‘How to fix poor education system in Northeast’

According to him, a survey showed that percentage of children between six and 16 years who have never attended school has high prevalence in the following states: Borno 72 per cent, Yobe 58 per cent and Bauchi 52 per cent.

The Northeast has been identified by the Center for Information Technology and Development (CITAD) as the most educational disadvantaged region in the country.

Disclosing this to participants at a two-day workshop on ‘male adult literacy rate’ in Gombe, the Senior Programme Manager of CITAD, Kabiru Saidu Dakata, said, “all states in the region have lower than national average rates, with Yobe and Borno have the lowest with 31.9% and 35.1% respectively.”

The resource persons also noted that the corresponding “figures for female adult literacy are 14.9 and 18.0% respectively for the two states. The performances of the states in both NECO and WAEC as made known by him have been the lowest of in the country.”

According to him, a survey showed that percentage of children between six and 16 years who have never attended school has high prevalence in the following states: Borno 72 per cent, Yobe 58 per cent and Bauchi 52 per cent. He stressed that “only about 20% of all school age girls get to attend school.”

Prominent among the several factors that contribute to this, as stated by him are poor funding of education, corruption, lack of accountability by policymakers as well as lack of capacity by civil society organizations (CSOs) and journalists to demand for accountability and engage properly with the policy makers.

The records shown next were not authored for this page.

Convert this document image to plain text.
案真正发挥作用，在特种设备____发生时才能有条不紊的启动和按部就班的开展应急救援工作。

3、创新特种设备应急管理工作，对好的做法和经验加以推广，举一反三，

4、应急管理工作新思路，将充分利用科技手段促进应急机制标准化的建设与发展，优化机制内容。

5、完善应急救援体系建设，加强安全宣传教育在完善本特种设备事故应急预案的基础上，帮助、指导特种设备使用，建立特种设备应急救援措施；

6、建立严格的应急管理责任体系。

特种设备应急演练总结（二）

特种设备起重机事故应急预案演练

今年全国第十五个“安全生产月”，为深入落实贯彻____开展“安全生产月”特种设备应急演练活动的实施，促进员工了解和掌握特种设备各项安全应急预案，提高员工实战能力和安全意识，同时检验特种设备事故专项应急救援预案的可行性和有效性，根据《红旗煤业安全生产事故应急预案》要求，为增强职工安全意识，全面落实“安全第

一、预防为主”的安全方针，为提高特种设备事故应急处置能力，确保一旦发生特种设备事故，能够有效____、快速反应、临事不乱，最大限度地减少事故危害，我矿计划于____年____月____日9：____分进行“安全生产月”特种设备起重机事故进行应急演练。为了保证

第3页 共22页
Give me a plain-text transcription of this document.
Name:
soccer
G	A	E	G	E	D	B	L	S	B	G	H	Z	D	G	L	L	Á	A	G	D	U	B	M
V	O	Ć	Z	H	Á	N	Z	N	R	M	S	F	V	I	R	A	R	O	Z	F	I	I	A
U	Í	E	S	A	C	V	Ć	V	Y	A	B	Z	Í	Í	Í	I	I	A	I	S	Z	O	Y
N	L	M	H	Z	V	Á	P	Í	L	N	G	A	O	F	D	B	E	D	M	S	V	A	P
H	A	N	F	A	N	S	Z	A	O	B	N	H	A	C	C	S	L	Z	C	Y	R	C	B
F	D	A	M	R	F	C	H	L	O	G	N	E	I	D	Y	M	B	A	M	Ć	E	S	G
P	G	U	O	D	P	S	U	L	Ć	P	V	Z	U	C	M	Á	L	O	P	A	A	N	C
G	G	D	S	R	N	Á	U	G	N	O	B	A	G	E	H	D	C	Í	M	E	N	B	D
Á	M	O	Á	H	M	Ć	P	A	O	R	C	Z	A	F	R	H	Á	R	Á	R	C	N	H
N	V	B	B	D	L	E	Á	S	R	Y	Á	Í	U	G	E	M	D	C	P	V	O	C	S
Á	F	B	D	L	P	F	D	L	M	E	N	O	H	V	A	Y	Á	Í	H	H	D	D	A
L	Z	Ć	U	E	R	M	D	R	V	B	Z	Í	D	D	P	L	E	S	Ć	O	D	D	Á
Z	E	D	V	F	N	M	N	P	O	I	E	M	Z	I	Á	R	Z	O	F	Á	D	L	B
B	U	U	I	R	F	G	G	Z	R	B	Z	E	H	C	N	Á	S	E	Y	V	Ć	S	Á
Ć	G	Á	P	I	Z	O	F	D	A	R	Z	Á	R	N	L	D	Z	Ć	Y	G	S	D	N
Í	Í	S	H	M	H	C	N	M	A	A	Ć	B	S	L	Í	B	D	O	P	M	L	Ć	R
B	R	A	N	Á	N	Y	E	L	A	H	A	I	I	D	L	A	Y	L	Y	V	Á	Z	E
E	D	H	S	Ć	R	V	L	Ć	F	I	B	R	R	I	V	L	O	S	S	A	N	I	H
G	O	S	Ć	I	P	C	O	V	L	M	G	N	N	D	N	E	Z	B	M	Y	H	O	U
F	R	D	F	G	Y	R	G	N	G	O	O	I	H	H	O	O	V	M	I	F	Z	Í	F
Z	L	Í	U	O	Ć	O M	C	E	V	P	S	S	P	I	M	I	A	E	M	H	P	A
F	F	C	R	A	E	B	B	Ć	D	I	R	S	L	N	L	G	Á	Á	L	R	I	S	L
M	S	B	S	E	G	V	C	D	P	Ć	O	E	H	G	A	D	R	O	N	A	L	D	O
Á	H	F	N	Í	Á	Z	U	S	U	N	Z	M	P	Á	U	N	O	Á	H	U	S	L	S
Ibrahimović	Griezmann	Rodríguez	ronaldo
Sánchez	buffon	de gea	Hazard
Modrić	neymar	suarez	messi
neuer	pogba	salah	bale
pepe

The need for both journalists and the CSOs to go extra legitimate miles to hold government accountable, he said, has become necessary for the growth of education in the region.

Stressing that accountability of public officials is the cornerstone of good governance and democracy, the need for the CSOs and media practitioners to get the people involved in monitoring government performance, demanding and enhancing transparency and exposing government failures and misdeeds, he said can no longer be overemphasized.

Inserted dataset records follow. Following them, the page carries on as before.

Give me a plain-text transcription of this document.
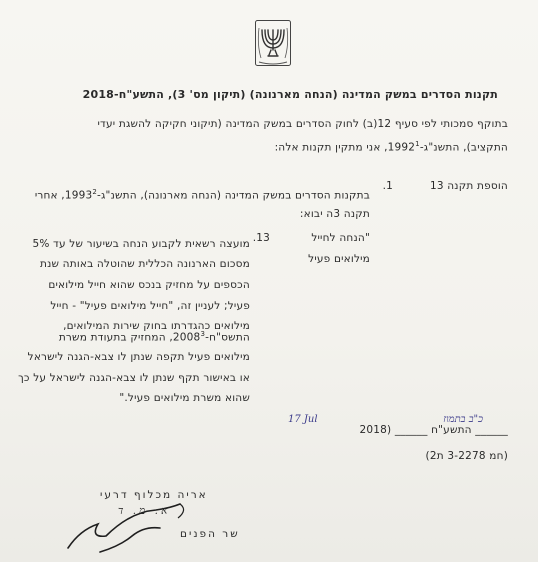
תקנות הסדרים במשק המדינה (הנחה מארנונה) (תיקון מס' 3), התשע"ח-2018
בתוקף סמכותי לפי סעיף 12(ב) לחוק הסדרים במשק המדינה (תיקוני חקיקה להשגת יעדי
התקציב), התשנ"ג-1992$^1$, אני מתקין תקנות אלה:
הוספת תקנה 13
1.
בתקנות הסדרים במשק המדינה (הנחה מארנונה), התשנ"ג-1993$^2$, אחרי
תקנה 3ה יבוא:
"הנחה לחייל
מילואים פעיל
13.
מועצה רשאית לקבוע הנחה בשיעור של עד 5%
מסכום הארנונה הכללית שהוטלה באותה שנת
הכספים על מחזיק בנכס שהוא חייל מילואים
פעיל; לעניין זה, "חייל מילואים פעיל" - חייל
מילואים כהגדרתו בחוק שירות המילואים,
התשס"ח-2008$^3$, המחזיק בתעודת משרת
מילואים פעיל תקפה שנתן לו צבא-הגנה לישראל
או באישור תקף שנתן לו צבא-הגנה לישראל על כך
שהוא משרת מילואים פעיל."
______ התשע"ח ______ (2018
17 Jul	כ"ב בתמוז
(חמ 3-2278 ת2)
אריה מכלוף דרעי
א. מ. ד
שר הפנים
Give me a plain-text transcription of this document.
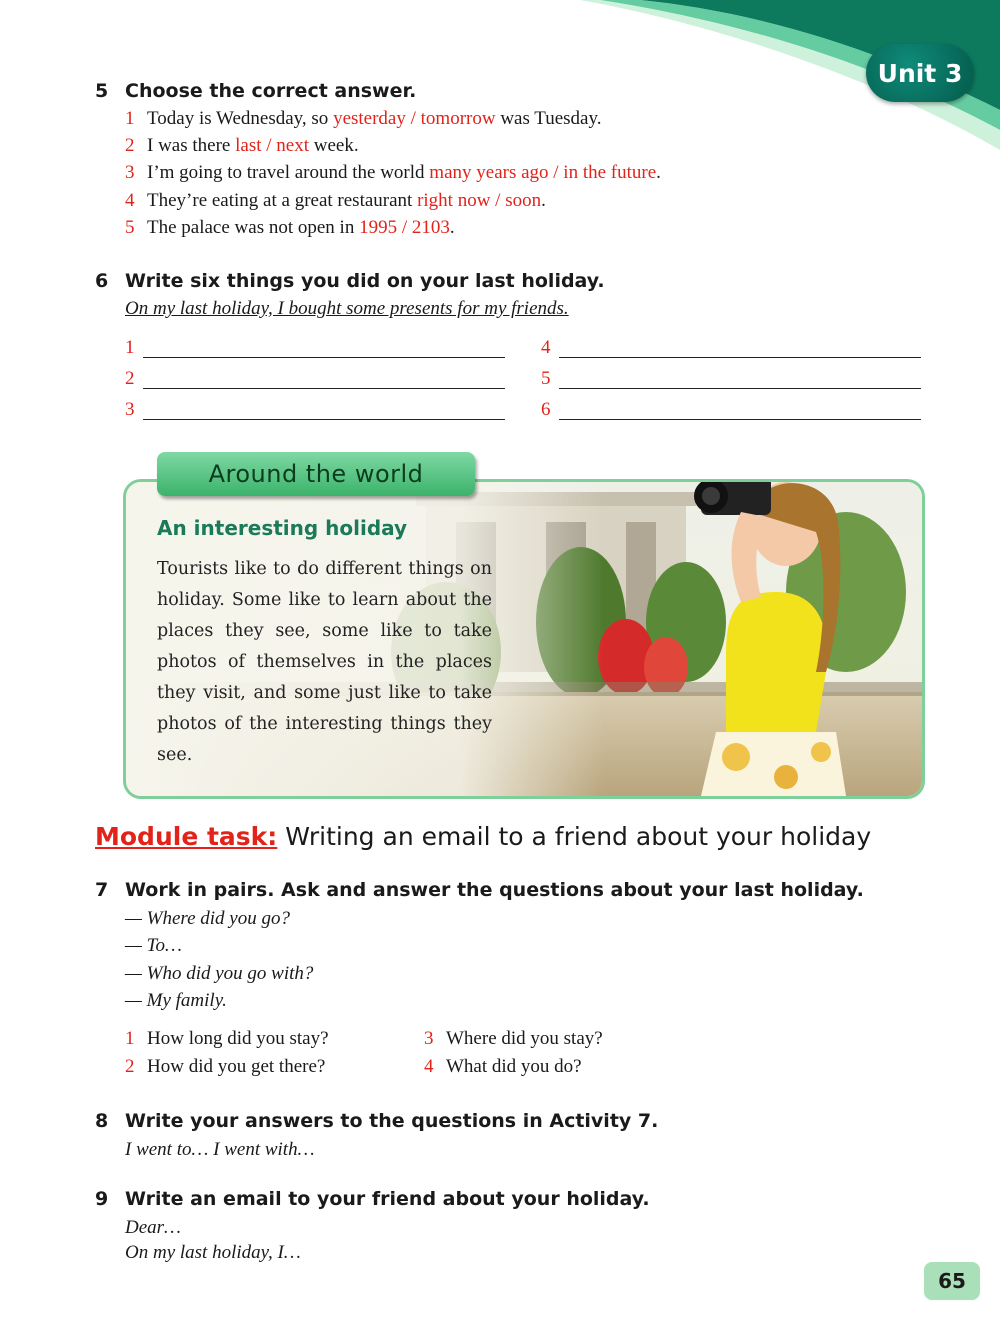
Unit 3
5 Choose the correct answer.
1 Today is Wednesday, so yesterday / tomorrow was Tuesday.
2 I was there last / next week.
3 I’m going to travel around the world many years ago / in the future.
4 They’re eating at a great restaurant right now / soon.
5 The palace was not open in 1995 / 2103.
6 Write six things you did on your last holiday.
On my last holiday, I bought some presents for my friends.
1
2
3
4
5
6
Around the world
An interesting holiday
Tourists like to do different things on holiday. Some like to learn about the places they see, some like to take photos of themselves in the places they visit, and some just like to take photos of the interesting things they see.
Module task: Writing an email to a friend about your holiday
7 Work in pairs. Ask and answer the questions about your last holiday.
— Where did you go?
— To…
— Who did you go with?
— My family.
1 How long did you stay?
2 How did you get there?
3 Where did you stay?
4 What did you do?
8 Write your answers to the questions in Activity 7.
I went to… I went with…
9 Write an email to your friend about your holiday.
Dear…
On my last holiday, I…
65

Also speaking on the role of journalists in promoting social accountability, a university teacher, Maude Rabiu Gwadabe, enjoined the media to hold tenaciously to the ethics of their profession by exposing societal ills.

The workshop, which brought together journalists and CSOs from the six states of the Northeast zone, was organized by CITAD and funded by the United States Agency for International Development Agency (USAID).